This case is before the Supreme Court a second time. The first case, Williams v. Fagnani, 175 P.3d 38 (Alaska 2008), held that Williams was entitled to an implied roadway easement over property owned by Fagnani. On remand the Superior Court ruled that Fagnani was entitled to maintain a locked gate across the roadway, so long as Williams was advised of the combination. Williams appealed this issue.
The Court extensively reviews the law of locked gates. It concludes that locked gates amount to a significant burden an a rural homeowner’s right of access, especially in the ice and darkness of an Alaska winter. It may deter guests, visitors, delivery and service providers, and emergency vehicles. For these reasons, gates must serve a substantial benefit to the servient land. Typical examples of benefits found sufficient are to prevent livestock from straying, to prevent valuable property form being stolen or vandalized (usually in light of a history of such conduct), or to protect personal safety.

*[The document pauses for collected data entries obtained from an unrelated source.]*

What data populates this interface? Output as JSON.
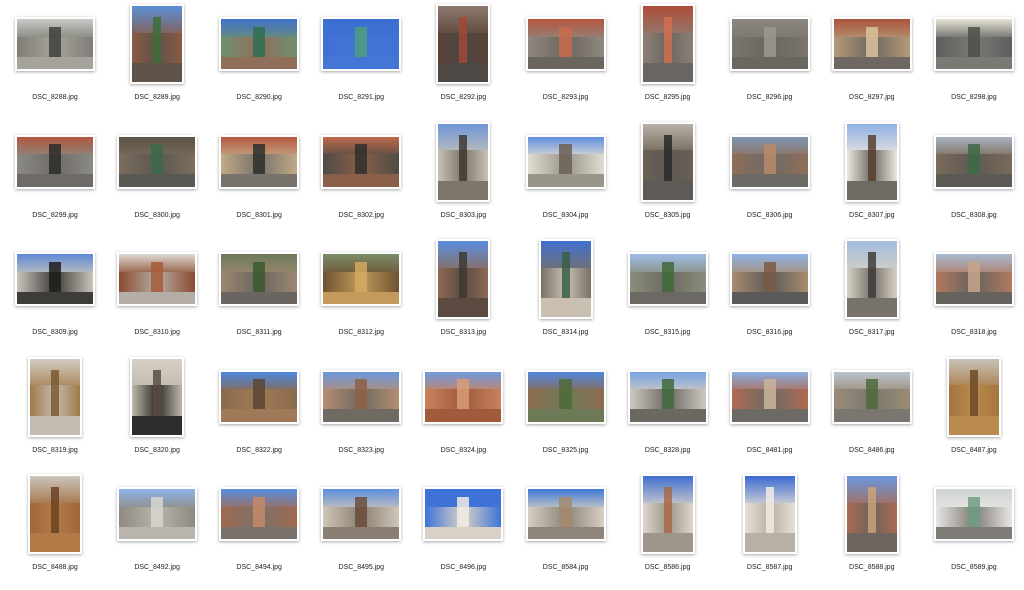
{
  "files": [
    {
      "name": "DSC_8288.jpg",
      "orientation": "land",
      "colors": [
        "#c9c9c6",
        "#7f7e76",
        "#a5a39c"
      ],
      "accent": "#3f3f3a"
    },
    {
      "name": "DSC_8289.jpg",
      "orientation": "port",
      "colors": [
        "#5b8fd6",
        "#8a5a44",
        "#5f5248"
      ],
      "accent": "#3c6e3a"
    },
    {
      "name": "DSC_8290.jpg",
      "orientation": "land",
      "colors": [
        "#3f72c9",
        "#6f8f6f",
        "#8f6f5a"
      ],
      "accent": "#2f6e52"
    },
    {
      "name": "DSC_8291.jpg",
      "orientation": "land",
      "colors": [
        "#3a6fd1",
        "#3f72d3",
        "#4476d6"
      ],
      "accent": "#4d9e7d"
    },
    {
      "name": "DSC_8292.jpg",
      "orientation": "port",
      "colors": [
        "#8d7a70",
        "#5a4236",
        "#4d4844"
      ],
      "accent": "#a24836"
    },
    {
      "name": "DSC_8293.jpg",
      "orientation": "land",
      "colors": [
        "#b5563e",
        "#8f8880",
        "#6a655e"
      ],
      "accent": "#c96b4d"
    },
    {
      "name": "DSC_8295.jpg",
      "orientation": "port",
      "colors": [
        "#b04c38",
        "#8e7f74",
        "#6b6661"
      ],
      "accent": "#d16f4f"
    },
    {
      "name": "DSC_8296.jpg",
      "orientation": "land",
      "colors": [
        "#8c8780",
        "#7a766f",
        "#6a6660"
      ],
      "accent": "#9e988f"
    },
    {
      "name": "DSC_8297.jpg",
      "orientation": "land",
      "colors": [
        "#a9533c",
        "#b59a78",
        "#6d6862"
      ],
      "accent": "#d9c39b"
    },
    {
      "name": "DSC_8298.jpg",
      "orientation": "land",
      "colors": [
        "#e6e2d6",
        "#5c5f5e",
        "#7a7a74"
      ],
      "accent": "#4a5048"
    },
    {
      "name": "DSC_8299.jpg",
      "orientation": "land",
      "colors": [
        "#b1583e",
        "#8c8a84",
        "#6e6b66"
      ],
      "accent": "#2c2c2a"
    },
    {
      "name": "DSC_8300.jpg",
      "orientation": "land",
      "colors": [
        "#5b5246",
        "#7d6d5d",
        "#5a5852"
      ],
      "accent": "#3b6a4a"
    },
    {
      "name": "DSC_8301.jpg",
      "orientation": "land",
      "colors": [
        "#b5583e",
        "#c2a988",
        "#77726b"
      ],
      "accent": "#2e2e2d"
    },
    {
      "name": "DSC_8302.jpg",
      "orientation": "land",
      "colors": [
        "#c0694b",
        "#4e4b45",
        "#8a5f4a"
      ],
      "accent": "#2f2f2c"
    },
    {
      "name": "DSC_8303.jpg",
      "orientation": "port",
      "colors": [
        "#6f96d8",
        "#c8c2b4",
        "#7b7668"
      ],
      "accent": "#3e3a33"
    },
    {
      "name": "DSC_8304.jpg",
      "orientation": "land",
      "colors": [
        "#5f8fe0",
        "#e2ddd3",
        "#9a958b"
      ],
      "accent": "#6b6056"
    },
    {
      "name": "DSC_8305.jpg",
      "orientation": "port",
      "colors": [
        "#b9b2a7",
        "#6a5f52",
        "#5e5a55"
      ],
      "accent": "#2c2a27"
    },
    {
      "name": "DSC_8306.jpg",
      "orientation": "land",
      "colors": [
        "#7e95b3",
        "#8f6e58",
        "#6d6a66"
      ],
      "accent": "#b98a68"
    },
    {
      "name": "DSC_8307.jpg",
      "orientation": "port",
      "colors": [
        "#8fb0e6",
        "#ebe6dc",
        "#6e6a64"
      ],
      "accent": "#59402f"
    },
    {
      "name": "DSC_8308.jpg",
      "orientation": "land",
      "colors": [
        "#a9b3c2",
        "#7a6a58",
        "#5d5a56"
      ],
      "accent": "#3d6a44"
    },
    {
      "name": "DSC_8309.jpg",
      "orientation": "land",
      "colors": [
        "#5d8ad5",
        "#c9c4bb",
        "#3e3c39"
      ],
      "accent": "#1d1d1c"
    },
    {
      "name": "DSC_8310.jpg",
      "orientation": "land",
      "colors": [
        "#dedad4",
        "#8a4a30",
        "#b4aea6"
      ],
      "accent": "#a65a38"
    },
    {
      "name": "DSC_8311.jpg",
      "orientation": "land",
      "colors": [
        "#6e7a5b",
        "#9c8770",
        "#6a6560"
      ],
      "accent": "#3a5a2e"
    },
    {
      "name": "DSC_8312.jpg",
      "orientation": "land",
      "colors": [
        "#7b8d6a",
        "#6e5232",
        "#c49a5a"
      ],
      "accent": "#d6a860"
    },
    {
      "name": "DSC_8313.jpg",
      "orientation": "port",
      "colors": [
        "#5a8fe0",
        "#8f6a54",
        "#5a4a40"
      ],
      "accent": "#3d3a36"
    },
    {
      "name": "DSC_8314.jpg",
      "orientation": "port",
      "colors": [
        "#3f70d0",
        "#7a7066",
        "#c9c0b2"
      ],
      "accent": "#385e48"
    },
    {
      "name": "DSC_8315.jpg",
      "orientation": "land",
      "colors": [
        "#9cbce8",
        "#8a8e7a",
        "#6c6964"
      ],
      "accent": "#3f6a3a"
    },
    {
      "name": "DSC_8316.jpg",
      "orientation": "land",
      "colors": [
        "#8fb4e9",
        "#a88c6c",
        "#5c5a58"
      ],
      "accent": "#7a5a44"
    },
    {
      "name": "DSC_8317.jpg",
      "orientation": "port",
      "colors": [
        "#a4bde0",
        "#d6d0c4",
        "#77726b"
      ],
      "accent": "#3e3c39"
    },
    {
      "name": "DSC_8318.jpg",
      "orientation": "land",
      "colors": [
        "#a7bad3",
        "#b07a5e",
        "#66625e"
      ],
      "accent": "#c8a58c"
    },
    {
      "name": "DSC_8319.jpg",
      "orientation": "port",
      "colors": [
        "#d2ccc2",
        "#a07a48",
        "#c3bbb0"
      ],
      "accent": "#7a5a32"
    },
    {
      "name": "DSC_8320.jpg",
      "orientation": "port",
      "colors": [
        "#d6d0c6",
        "#bfb7aa",
        "#2e2d2b"
      ],
      "accent": "#5b4e42"
    },
    {
      "name": "DSC_8322.jpg",
      "orientation": "land",
      "colors": [
        "#4d86df",
        "#8a6a4c",
        "#a07a58"
      ],
      "accent": "#5b4434"
    },
    {
      "name": "DSC_8323.jpg",
      "orientation": "land",
      "colors": [
        "#6c98de",
        "#b58d72",
        "#6f6a62"
      ],
      "accent": "#8f5f46"
    },
    {
      "name": "DSC_8324.jpg",
      "orientation": "land",
      "colors": [
        "#6f9adf",
        "#c8835d",
        "#a05a3c"
      ],
      "accent": "#d99e78"
    },
    {
      "name": "DSC_8325.jpg",
      "orientation": "land",
      "colors": [
        "#4f86dd",
        "#8f6a4e",
        "#6c7a58"
      ],
      "accent": "#4f6a3a"
    },
    {
      "name": "DSC_8328.jpg",
      "orientation": "land",
      "colors": [
        "#78a3e3",
        "#cfcac0",
        "#6b6862"
      ],
      "accent": "#3f6a3c"
    },
    {
      "name": "DSC_8481.jpg",
      "orientation": "land",
      "colors": [
        "#8ab0e3",
        "#b06a52",
        "#6d6a65"
      ],
      "accent": "#c9b49a"
    },
    {
      "name": "DSC_8486.jpg",
      "orientation": "land",
      "colors": [
        "#b9c3cc",
        "#9c8c76",
        "#7b7770"
      ],
      "accent": "#4e6a3c"
    },
    {
      "name": "DSC_8487.jpg",
      "orientation": "port",
      "colors": [
        "#c8c2b8",
        "#a5753e",
        "#b88a4e"
      ],
      "accent": "#6e4a26"
    },
    {
      "name": "DSC_8488.jpg",
      "orientation": "port",
      "colors": [
        "#cbc5bb",
        "#a0683a",
        "#b27a46"
      ],
      "accent": "#6a4222"
    },
    {
      "name": "DSC_8492.jpg",
      "orientation": "land",
      "colors": [
        "#8fb4e9",
        "#8f8a80",
        "#b9b4ac"
      ],
      "accent": "#d8d6d0"
    },
    {
      "name": "DSC_8494.jpg",
      "orientation": "land",
      "colors": [
        "#5a8fe0",
        "#a06a4e",
        "#7a716a"
      ],
      "accent": "#c58a68"
    },
    {
      "name": "DSC_8495.jpg",
      "orientation": "land",
      "colors": [
        "#5d8fe0",
        "#cfc6b8",
        "#8a7f72"
      ],
      "accent": "#6a4e3a"
    },
    {
      "name": "DSC_8496.jpg",
      "orientation": "land",
      "colors": [
        "#3f72d6",
        "#3f73d8",
        "#d8d2c6"
      ],
      "accent": "#f0ece4"
    },
    {
      "name": "DSC_8584.jpg",
      "orientation": "land",
      "colors": [
        "#3f7ad8",
        "#d6cfc2",
        "#8d857a"
      ],
      "accent": "#a4896c"
    },
    {
      "name": "DSC_8586.jpg",
      "orientation": "port",
      "colors": [
        "#3f6fd1",
        "#ddd6ca",
        "#9e968a"
      ],
      "accent": "#a86a4a"
    },
    {
      "name": "DSC_8587.jpg",
      "orientation": "port",
      "colors": [
        "#3b6ad0",
        "#e6e0d6",
        "#b8b0a4"
      ],
      "accent": "#f1ece4"
    },
    {
      "name": "DSC_8588.jpg",
      "orientation": "port",
      "colors": [
        "#6c98e0",
        "#a86a52",
        "#6d655e"
      ],
      "accent": "#c9a27a"
    },
    {
      "name": "DSC_8589.jpg",
      "orientation": "land",
      "colors": [
        "#cfd3d4",
        "#e8e6e2",
        "#7f7c77"
      ],
      "accent": "#6e9e84"
    }
  ]
}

Even where reasons of substance justify maintaining a gate, they may be outweighed by the inconvenience suffered by the owner of the dominant estate.
The Court held that the record on appeal is insufficient to determine whether the Superior Court struck an appropriate balance in permitting Fagnani to maintain a closed and locked gate across the roadway easement. The judgment of the Superior Court is vacated insofar as it permits Fagnani to maintain a closed and locked gate across the roadway easement. On remand the Superior Court is to determine whether the gate is an unreasonable interference with William’s use of the easement.